There are three teams-myself, my daughter and a combined entry of my wife and my son. My son rolls the dice for his team and what a spectacle that is. It begins with a fanfare, sung loudly as he rolls the dice around in his hands, stopping only when someone urges him to “please roll!” He slowly and deliberately counts eat dot and is quick to scold anyone who attempts to help or otherwise speed up the process. He’s all about the action and cares little about the play of the game beyond dramatic dice rolling, slow counting and the exchanging of coloured paper. Excitement overtakes him and he needs to be reminded that crawling onto the table on all fours, standing on the game itself, and kicking game pieces onto the floor are not enjoyable actions for the other players.

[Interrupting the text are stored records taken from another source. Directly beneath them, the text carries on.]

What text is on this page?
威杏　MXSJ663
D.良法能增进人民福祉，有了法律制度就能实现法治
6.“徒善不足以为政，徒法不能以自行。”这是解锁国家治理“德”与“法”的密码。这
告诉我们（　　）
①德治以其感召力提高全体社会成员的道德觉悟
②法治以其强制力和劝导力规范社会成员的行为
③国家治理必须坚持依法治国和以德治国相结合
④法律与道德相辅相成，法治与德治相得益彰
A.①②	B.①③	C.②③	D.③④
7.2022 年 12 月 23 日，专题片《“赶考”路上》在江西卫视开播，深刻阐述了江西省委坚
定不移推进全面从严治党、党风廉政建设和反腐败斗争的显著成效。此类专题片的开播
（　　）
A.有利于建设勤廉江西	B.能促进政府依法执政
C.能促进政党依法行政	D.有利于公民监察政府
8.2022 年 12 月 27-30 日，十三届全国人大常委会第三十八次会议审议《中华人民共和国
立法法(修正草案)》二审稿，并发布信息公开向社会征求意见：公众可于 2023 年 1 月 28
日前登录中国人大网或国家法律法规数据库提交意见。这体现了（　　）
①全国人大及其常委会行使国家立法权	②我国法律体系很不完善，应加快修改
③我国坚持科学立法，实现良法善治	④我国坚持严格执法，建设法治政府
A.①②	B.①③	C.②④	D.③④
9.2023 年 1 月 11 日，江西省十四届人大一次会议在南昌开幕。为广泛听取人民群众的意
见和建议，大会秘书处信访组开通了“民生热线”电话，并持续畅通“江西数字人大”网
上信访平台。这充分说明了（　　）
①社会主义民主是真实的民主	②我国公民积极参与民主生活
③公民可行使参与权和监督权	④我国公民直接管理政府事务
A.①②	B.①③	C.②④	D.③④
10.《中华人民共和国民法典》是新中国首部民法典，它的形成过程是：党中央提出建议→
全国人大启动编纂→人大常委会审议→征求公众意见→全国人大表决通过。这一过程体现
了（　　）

My daughter might not realize that Monopoly is just a game. Her focus on acquiring properties, building houses and hotels, and amassing wealth is so intense that she may truly believe she is moving into Marvin Gardens once the renovations are complete. She’s learning a lot about negotiation and leverage and teaching us about greed.

I’ve had quite a bit of time to think about the game and how much fun we’re having as a family during my many periods of incarceration. I’m not sure what life was like in 1935, when the game was first launched, but apparently real estate investors were often jailed. Worse yet, they also had to live with the embarrassment of losing their $200 salary for not passing “Go.”

My wife thinks I’m trying to take advantage of my daughter in property trades and laughs at my misfortune, calling it karma.

You may be right dear, but we’ll see who’s laughing when I’m banging my cup against the bars and you need $200 for groceries!